Görüldü ki, Akşener'e geçmişte yaptıkları davetler, gerçekten kendilerine katılmasını istediklerinden değil. Muhalefeti dağıtmayı amaçlıyor.
E amaçları gerçekleşti, Akşener ipleri kopardı, istediklerini aldılar. Buna sevinmeyip bir de üzülecek, sinirleneceker miydi?
CHP'yle yolları ayırdığı için, Cumhur kanadından Akşener'i topa tutan, partisine saldıran yok. Soran gazetecisi de cevaplayan siyasetçisi de ziyâdesiyle memnun, tadını çıkarıyorlar.
Erdoğan, İstanbul'la Ankara'yı yeniden Türkiye Yüzyılı belediyeciliğiyle tanıştırmakta kararlı.
Ama iktidarın bir başlatıp bir geleceğe ertelediği Türkiye Yüzyılı'nda belediyecilik, ne kadar İYİ olacak? İşte bu, Türkiye Yüzyılı'nın son milat tarihi kadar belirsiz.
İYİ Parti, İstanbul'la Ankara'yı muhalefete kaybettirmeyi başarsa dahi Cumhur İttifakının zafer selamlamasında fotoğrafa alınmayacak gibi. Bir acayip sürpriz olmazsa 'özü başlarına' ortada kalacaklar. Ağızların büzülüşünden, lâfın nereye gideceği belli.
Peki bu seçimi kaybederlerse planladıkları gibi, bir sonrakini kazanmayı garantilerler mi?
Gülmezseniz, devamı şöyle...
Kendilerine kazandırdıkları için Cumhur İttifakından bile bir ödül almayı beklemeyecek durumdayken kaybettirdikleri için muhalif seçmenden bir de ödüllendirilmeyi mi bekliyorlar?
Hadi canım! Göründüğü ya da gösterildiği gibi değildir, başka bir şeydendir o.
Seçmenin gönlünden, yenilgi yenilgi büyüyen bir zafer gülü böyle mi koparılır?
BİR GECE ANSIZIN
İddiasından vurulmak; en iri, en efsane lâfı ederek destan yazmaya soyunmanın, siyasette çoğu kez ters tepmeyle sonuçlandığını da anlatır.
Benim için öyle birisi artık yok, daha da görüşmem, yerini haddini bilsin, adam mı, özü sözü bir değil, ilkesiz karaktersiz, dengim değil, o da kim, zaten gidici, filan ülke aklını başına alsın, bir gece ansızın geliriz vesâir gibi sözler, bu sınıfa giriyor.
Fakat her seferinde gelip gelip ayağına dolaşsa da iktidarın dili, devletler arası ilişkileri kişiselleştirmekten, şahsiyet meselesine ve kişisel kavgaya çevirmekten vazgeçmiyor.
Ters düştüğümüz ülke liderlerinin kişiliklerine giydirmenin, şimdiye dek ne hayrını gördüysek!
Oysa bedelini çok ödedik, ödüyoruz.
Cumhurbaşkanı Erdoğan, şimdi de her fırsatta Netanyahu'nun gidici olduğunu, 50-60 gün öncesinden bunu söylemeye başladığını hatırlatıyor.
Canı cehenneme de biz söylediğimiz için mi gidecek!
Biz söylediğimiz için kim gitti?

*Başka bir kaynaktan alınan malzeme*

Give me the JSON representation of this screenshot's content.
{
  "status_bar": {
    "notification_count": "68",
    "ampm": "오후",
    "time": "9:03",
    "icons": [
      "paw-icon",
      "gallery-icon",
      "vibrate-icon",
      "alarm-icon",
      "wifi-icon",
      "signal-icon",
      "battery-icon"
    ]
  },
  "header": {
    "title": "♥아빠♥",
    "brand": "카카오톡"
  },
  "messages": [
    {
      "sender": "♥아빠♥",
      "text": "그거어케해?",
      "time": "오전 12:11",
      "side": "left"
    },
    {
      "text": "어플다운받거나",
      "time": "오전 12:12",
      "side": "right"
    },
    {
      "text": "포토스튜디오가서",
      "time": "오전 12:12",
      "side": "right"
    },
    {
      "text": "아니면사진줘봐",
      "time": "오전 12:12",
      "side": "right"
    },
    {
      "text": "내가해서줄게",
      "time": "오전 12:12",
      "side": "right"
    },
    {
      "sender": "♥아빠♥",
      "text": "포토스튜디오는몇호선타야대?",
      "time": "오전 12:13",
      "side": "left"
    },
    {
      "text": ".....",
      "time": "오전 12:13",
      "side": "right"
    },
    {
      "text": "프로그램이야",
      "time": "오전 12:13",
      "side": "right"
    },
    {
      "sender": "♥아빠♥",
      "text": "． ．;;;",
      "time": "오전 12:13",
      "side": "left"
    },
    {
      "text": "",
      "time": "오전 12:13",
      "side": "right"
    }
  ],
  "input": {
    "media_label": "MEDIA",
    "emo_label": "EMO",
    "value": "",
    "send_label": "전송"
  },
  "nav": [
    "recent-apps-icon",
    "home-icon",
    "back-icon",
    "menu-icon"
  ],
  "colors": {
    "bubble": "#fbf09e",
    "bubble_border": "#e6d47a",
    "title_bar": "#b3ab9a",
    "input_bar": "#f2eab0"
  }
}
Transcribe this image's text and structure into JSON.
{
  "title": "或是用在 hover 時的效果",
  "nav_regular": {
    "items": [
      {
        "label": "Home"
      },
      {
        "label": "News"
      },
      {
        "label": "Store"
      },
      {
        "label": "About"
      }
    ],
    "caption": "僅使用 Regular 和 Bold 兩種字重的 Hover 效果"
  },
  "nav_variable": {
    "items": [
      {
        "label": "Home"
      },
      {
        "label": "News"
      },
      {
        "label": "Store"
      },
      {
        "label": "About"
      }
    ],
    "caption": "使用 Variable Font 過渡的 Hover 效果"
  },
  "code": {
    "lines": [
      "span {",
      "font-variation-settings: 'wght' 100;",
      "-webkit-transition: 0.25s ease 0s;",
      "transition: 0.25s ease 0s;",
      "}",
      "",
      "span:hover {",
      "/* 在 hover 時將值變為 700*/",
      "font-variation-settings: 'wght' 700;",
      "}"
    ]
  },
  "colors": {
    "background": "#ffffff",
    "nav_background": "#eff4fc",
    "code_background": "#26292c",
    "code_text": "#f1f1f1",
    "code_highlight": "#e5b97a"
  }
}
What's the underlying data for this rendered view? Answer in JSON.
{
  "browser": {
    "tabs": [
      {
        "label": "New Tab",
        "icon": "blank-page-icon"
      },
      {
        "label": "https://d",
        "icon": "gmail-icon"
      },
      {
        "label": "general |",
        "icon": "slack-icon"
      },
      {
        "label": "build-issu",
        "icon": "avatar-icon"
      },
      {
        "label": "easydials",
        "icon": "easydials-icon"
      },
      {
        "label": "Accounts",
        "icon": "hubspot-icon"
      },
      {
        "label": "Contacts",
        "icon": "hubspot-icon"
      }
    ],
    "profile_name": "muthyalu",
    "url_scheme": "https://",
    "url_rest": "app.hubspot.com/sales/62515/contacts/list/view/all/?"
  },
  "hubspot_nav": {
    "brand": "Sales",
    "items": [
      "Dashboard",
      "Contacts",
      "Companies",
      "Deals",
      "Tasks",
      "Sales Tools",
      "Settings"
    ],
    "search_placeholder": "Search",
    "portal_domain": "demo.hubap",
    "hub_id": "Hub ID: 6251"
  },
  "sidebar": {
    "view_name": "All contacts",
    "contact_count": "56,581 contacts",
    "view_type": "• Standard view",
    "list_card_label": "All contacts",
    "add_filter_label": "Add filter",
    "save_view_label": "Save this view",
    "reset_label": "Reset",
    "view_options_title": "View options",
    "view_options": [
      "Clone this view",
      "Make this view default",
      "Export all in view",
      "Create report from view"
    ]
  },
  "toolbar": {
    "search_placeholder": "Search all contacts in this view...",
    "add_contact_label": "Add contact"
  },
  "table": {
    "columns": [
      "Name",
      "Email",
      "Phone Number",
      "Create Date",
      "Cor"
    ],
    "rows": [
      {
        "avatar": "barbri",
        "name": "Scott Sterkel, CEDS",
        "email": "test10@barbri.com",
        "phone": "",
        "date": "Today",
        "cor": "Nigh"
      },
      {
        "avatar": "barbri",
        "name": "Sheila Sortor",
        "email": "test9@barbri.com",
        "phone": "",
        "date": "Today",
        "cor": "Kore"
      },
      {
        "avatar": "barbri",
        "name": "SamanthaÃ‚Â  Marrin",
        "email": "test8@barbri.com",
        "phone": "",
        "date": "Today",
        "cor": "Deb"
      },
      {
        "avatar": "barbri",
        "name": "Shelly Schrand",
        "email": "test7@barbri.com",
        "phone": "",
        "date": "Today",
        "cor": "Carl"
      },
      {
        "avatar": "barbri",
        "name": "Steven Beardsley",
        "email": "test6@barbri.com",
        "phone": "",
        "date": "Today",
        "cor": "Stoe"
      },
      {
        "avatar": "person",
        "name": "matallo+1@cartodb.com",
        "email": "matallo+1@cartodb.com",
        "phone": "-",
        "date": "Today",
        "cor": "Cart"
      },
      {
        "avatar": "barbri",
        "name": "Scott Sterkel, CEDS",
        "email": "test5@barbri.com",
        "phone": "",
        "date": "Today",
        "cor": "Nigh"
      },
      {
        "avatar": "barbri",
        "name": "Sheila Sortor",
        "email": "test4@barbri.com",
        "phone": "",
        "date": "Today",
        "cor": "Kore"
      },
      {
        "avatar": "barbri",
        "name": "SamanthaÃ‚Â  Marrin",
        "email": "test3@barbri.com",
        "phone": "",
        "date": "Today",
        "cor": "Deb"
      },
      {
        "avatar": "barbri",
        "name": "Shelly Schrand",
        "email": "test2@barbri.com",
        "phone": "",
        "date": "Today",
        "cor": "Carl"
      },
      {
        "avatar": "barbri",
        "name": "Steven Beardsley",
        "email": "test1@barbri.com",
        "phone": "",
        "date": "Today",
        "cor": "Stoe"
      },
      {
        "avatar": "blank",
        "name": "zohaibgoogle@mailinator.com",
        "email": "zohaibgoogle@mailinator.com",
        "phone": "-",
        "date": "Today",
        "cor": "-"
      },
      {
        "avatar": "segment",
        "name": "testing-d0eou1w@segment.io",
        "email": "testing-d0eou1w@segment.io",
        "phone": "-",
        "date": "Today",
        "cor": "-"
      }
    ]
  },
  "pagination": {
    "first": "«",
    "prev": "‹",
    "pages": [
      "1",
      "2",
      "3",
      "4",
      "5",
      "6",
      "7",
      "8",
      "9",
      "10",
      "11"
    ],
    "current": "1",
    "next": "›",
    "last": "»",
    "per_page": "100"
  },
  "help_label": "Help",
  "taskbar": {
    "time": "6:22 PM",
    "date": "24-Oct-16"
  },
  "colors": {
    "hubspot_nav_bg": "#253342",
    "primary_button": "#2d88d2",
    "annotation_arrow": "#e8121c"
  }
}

Hollanda'da Rutte, Almanya'da Merkel, Fransa'da Macron, Mısır'da Sisi, Suud'da Veliaht Prens, Emirlikler'de Emir ve hatta Suriye'de Esad! Hangisi?
Yunanistan'ın başından Miçotakis de gitmedi. Ve bir gece ansızın değil ama olması gerektiği gibi davulla zurnayla ziyaretine biz gittik. İyi de ettik, doğrusu bu.
Aklını başına alması için İsrail'i uyarırken de doğrusunu yapabiliriz.
Gerçek bir orduyla karşı karşıya geldiğinde paramparça olacağını ben, siz söylesek az kalır. Ama Cumhurbaşkanı söylerse fazla kaçmaz mı?
Hepsi bitti de sıra en son mesaja gelmedi ki hem daha.
Bir gece ansızın geliriz, imasıyla tehditten önce yapılabilecekler yok mu, ilişki ve ticareti kesmek gibi?